I think preexisting friendships should be allowed to continue, but the level of contact and intensity you describe it too much.
I wasn't aware people generally were in the business of regulating their partners' interpersonal relationships. That's just weird and creepy.
Anonymous wrote:Anonymous wrote:Preexisting relationships with members of the opposite gender are fine. I had lunch with an old (male) friend a few weeks ago, in fact. However, I would not make new male friends now, whether they're married or not.
I agree. I don't think that getting a marriage certificate is a mandatory cut-off, hard line thug for friendships that have existed already. I wouldn't care (and never have) if it's a longtime friend, I've met them, and he's transparent about it. Both my partner and I have opposite-sex friends that we text and call and stuff. However, we often include each other's spouses/significant others. We ALL kinda became friends after awhile. You should make an effort to get to know this friend of his; maybe you'll like her. If you make him stop talking to her or pout when he does, you just look very insecure, naggy, and petty. Not a good look, girl.

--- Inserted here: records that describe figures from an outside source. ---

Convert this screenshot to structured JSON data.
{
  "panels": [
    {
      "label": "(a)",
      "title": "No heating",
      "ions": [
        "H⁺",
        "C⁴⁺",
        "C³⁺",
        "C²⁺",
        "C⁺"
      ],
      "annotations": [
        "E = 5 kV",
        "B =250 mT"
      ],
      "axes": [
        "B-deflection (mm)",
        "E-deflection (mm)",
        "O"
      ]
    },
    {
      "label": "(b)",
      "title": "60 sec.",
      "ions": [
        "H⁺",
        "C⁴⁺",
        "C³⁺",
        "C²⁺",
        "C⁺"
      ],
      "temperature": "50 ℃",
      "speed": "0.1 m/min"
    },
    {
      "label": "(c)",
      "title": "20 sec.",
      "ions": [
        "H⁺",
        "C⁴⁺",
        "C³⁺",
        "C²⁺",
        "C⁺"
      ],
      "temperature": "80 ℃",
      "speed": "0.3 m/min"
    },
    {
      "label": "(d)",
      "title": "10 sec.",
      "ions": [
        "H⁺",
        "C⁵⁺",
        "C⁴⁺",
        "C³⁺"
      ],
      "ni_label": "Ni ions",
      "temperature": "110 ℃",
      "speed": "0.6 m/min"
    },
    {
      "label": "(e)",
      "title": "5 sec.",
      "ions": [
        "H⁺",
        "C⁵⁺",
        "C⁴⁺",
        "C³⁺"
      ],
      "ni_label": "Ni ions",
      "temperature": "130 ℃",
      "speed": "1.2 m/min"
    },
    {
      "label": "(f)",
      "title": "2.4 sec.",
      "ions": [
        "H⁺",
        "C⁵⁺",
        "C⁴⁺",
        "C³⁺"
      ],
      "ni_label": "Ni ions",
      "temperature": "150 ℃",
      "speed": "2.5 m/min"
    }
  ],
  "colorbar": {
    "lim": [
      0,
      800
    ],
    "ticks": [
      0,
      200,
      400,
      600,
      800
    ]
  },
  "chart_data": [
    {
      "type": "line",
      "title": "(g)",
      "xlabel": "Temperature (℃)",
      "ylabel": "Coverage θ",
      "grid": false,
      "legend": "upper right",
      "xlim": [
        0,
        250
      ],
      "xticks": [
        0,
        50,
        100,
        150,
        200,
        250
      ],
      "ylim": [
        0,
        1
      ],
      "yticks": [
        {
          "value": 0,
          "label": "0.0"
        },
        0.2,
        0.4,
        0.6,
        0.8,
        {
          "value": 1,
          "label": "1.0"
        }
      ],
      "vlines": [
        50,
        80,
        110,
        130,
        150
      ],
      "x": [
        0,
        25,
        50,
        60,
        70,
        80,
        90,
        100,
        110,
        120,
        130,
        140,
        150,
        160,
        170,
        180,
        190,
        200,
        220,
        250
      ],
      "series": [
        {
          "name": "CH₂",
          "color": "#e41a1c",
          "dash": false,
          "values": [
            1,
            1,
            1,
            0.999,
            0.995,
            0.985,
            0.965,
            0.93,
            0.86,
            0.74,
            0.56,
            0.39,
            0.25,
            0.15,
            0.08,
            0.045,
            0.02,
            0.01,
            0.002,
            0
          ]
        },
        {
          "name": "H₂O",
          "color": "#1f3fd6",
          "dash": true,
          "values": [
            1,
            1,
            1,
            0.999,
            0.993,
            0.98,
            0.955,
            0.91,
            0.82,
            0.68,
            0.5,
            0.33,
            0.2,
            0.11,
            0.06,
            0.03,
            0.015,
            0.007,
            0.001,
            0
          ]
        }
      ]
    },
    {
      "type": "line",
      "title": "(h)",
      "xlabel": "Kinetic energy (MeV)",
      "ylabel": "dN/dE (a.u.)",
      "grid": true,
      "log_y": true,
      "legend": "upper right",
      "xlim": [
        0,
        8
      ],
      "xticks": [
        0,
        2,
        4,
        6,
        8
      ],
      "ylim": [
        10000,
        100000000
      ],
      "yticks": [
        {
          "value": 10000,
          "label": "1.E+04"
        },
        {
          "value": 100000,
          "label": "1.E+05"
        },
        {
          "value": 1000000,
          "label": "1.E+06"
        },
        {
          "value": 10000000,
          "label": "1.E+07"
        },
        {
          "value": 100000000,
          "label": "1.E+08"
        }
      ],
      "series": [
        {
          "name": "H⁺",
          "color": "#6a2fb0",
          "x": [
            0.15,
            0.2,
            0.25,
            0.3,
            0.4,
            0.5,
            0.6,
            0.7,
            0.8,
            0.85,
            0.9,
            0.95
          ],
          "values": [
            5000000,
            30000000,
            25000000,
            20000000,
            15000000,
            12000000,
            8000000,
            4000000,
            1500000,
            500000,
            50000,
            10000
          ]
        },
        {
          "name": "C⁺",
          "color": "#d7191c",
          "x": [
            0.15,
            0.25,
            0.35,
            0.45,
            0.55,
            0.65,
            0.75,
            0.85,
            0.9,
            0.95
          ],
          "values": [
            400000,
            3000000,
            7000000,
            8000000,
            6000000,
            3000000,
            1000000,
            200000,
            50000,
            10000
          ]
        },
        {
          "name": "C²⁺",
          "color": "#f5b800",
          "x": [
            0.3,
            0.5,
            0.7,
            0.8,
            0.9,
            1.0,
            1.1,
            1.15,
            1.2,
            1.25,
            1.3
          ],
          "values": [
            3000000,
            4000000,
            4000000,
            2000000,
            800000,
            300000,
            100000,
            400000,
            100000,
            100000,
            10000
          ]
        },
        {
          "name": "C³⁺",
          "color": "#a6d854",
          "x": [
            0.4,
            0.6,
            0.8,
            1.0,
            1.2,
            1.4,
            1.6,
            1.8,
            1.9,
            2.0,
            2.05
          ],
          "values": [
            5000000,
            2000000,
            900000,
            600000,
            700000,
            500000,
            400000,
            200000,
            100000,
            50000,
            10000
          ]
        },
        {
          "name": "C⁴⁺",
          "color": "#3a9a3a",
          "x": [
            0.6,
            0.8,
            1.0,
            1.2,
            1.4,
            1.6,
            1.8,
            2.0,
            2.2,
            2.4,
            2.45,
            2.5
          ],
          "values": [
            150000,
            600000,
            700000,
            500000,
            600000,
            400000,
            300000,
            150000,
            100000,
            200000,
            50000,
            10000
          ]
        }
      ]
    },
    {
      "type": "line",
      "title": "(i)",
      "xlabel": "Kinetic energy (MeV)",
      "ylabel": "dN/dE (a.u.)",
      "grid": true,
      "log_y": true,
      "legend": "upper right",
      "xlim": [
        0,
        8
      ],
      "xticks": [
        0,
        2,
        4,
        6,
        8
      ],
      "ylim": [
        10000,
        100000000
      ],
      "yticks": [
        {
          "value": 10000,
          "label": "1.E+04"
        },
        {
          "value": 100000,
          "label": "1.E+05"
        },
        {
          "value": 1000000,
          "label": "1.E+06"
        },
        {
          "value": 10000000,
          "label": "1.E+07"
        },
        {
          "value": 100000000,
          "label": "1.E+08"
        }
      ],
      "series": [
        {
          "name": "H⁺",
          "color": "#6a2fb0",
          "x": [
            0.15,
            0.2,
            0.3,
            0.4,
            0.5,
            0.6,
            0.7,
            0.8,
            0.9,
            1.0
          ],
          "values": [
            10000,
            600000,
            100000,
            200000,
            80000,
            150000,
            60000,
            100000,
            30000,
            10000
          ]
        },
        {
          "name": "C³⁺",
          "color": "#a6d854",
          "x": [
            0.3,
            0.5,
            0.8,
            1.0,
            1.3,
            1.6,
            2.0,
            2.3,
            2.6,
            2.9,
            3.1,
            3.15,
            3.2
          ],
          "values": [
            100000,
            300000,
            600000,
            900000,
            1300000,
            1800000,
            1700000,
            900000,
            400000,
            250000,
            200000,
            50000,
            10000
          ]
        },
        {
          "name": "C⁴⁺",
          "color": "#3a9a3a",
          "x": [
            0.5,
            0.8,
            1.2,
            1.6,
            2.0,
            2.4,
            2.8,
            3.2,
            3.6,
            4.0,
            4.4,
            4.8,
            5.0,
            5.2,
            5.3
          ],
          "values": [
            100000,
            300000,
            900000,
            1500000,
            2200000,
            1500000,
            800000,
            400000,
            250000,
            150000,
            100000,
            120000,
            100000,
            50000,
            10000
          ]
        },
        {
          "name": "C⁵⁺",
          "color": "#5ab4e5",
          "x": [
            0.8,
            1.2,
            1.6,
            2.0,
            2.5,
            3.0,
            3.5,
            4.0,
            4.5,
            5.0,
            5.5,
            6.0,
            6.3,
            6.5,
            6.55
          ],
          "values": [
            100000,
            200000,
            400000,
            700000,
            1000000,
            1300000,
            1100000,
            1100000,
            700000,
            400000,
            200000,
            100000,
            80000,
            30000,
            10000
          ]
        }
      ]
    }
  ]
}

Anonymous wrote:I think preexisting friendships should be allowed to continue, but the level of contact and intensity you describe it too much.

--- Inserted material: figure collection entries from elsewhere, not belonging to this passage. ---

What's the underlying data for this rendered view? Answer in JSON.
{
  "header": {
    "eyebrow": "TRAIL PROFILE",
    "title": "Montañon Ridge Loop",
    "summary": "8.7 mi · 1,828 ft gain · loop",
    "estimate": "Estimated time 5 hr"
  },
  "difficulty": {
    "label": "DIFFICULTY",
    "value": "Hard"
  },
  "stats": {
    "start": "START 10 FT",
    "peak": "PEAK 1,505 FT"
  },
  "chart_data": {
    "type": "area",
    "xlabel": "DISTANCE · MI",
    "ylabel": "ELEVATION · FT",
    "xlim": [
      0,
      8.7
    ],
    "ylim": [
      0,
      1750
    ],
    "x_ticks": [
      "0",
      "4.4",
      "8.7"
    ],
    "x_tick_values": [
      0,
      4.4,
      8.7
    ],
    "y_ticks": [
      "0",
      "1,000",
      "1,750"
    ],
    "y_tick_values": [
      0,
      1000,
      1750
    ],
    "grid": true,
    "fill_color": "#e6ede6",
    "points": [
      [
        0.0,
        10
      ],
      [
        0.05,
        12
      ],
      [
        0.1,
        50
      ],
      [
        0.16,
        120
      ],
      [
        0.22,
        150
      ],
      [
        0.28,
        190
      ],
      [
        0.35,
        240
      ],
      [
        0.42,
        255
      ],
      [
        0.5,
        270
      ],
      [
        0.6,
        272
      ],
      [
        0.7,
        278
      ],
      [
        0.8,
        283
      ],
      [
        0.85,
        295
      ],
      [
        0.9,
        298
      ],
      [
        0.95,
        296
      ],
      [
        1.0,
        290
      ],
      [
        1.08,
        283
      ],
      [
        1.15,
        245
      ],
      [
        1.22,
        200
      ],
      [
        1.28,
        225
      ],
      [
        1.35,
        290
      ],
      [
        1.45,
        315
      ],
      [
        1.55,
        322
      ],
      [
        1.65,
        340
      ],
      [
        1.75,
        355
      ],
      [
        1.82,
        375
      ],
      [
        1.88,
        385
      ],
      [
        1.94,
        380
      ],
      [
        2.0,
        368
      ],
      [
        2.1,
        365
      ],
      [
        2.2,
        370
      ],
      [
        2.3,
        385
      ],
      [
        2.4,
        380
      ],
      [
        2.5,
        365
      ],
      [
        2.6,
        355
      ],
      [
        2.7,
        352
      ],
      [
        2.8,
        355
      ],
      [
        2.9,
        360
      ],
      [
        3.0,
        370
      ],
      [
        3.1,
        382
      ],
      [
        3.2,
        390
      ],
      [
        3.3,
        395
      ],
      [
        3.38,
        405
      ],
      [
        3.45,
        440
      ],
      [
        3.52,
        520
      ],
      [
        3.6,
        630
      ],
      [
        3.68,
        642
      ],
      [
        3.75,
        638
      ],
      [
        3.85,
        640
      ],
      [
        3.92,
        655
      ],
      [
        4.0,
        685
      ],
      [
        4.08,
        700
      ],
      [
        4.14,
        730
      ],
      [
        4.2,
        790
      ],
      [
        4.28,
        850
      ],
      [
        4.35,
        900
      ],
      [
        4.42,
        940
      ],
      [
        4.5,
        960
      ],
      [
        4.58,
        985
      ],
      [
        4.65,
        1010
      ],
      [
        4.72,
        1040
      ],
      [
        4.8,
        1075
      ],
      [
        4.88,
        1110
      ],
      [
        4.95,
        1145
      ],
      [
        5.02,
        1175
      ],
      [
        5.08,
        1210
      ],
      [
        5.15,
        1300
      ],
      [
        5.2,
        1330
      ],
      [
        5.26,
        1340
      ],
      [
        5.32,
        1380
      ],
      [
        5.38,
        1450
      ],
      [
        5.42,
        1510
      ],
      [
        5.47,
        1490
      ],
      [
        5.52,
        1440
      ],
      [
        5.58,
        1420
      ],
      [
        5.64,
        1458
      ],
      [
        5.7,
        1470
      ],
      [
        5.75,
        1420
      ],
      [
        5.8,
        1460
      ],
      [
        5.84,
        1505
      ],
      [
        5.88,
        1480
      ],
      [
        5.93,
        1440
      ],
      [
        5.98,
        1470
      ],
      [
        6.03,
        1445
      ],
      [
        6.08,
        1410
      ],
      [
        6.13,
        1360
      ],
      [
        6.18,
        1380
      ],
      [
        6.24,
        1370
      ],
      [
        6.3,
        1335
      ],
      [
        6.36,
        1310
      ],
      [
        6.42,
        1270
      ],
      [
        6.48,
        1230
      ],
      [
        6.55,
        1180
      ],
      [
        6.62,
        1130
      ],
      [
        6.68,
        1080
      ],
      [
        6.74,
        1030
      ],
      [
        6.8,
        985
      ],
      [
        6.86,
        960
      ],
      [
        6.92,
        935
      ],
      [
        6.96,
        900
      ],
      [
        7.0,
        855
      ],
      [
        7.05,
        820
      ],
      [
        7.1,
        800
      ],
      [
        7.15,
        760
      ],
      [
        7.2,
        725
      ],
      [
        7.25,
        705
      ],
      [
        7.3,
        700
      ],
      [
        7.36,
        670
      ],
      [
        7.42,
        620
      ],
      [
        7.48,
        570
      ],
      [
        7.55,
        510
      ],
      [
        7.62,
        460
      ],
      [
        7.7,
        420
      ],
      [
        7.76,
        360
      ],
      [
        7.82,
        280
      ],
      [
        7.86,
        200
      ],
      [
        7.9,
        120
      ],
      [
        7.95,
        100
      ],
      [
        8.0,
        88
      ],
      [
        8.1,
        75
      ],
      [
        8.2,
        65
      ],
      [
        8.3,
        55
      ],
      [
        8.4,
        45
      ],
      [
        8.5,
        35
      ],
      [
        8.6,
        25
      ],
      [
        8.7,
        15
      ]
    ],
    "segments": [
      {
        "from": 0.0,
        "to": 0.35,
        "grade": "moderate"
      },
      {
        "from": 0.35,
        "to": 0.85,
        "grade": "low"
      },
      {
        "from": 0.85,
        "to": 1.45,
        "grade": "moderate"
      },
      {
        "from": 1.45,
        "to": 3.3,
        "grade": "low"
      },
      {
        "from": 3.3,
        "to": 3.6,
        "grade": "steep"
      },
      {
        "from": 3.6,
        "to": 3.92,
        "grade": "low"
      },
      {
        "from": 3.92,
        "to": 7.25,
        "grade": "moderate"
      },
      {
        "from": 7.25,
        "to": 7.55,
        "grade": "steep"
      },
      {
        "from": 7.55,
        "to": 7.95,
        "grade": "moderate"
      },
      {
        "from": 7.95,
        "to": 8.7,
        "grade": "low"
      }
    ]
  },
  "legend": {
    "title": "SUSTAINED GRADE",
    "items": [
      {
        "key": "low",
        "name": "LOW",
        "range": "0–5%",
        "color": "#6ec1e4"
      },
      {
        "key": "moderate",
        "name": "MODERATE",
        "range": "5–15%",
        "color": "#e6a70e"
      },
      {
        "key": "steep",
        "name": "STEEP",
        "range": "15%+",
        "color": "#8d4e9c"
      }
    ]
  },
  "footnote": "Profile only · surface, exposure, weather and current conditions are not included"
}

Anonymous wrote:Anonymous wrote:She lives kinda far from where we live so getting to know her more would be difficult and we have so little in common.
You have a ton in common--your husband! If they work together and he's talking to her daily, you should get to know her. If she is like the sister he never had, then you should aim to have a relationship like you with for a sister-in-law. If she avoids getting to know you, that seems weird and suspicious.
Anonymous wrote:She lives kinda far from where we live so getting to know her more would be difficult and we have so little in common.
Anonymous wrote:OP, do you and your DH spend time with this woman, or only your DH?
Has he been open about the depth of his friendship with her, or did you only find out by looking at the phone bill?
Anonymous wrote:Sure they can. I have been both the single friend and now the wife in this scenario. In both instances the friendship (between single female and married man) automatically cooled over time. It's the nature of things - marriages trump friendships and things evolve.
If you add kids in to the mix this happens even faster.
If you weren't worried about it before OP then don't worry about it now. Don't make a thing of it, just let nature take it's course and see what happens over the next year or two.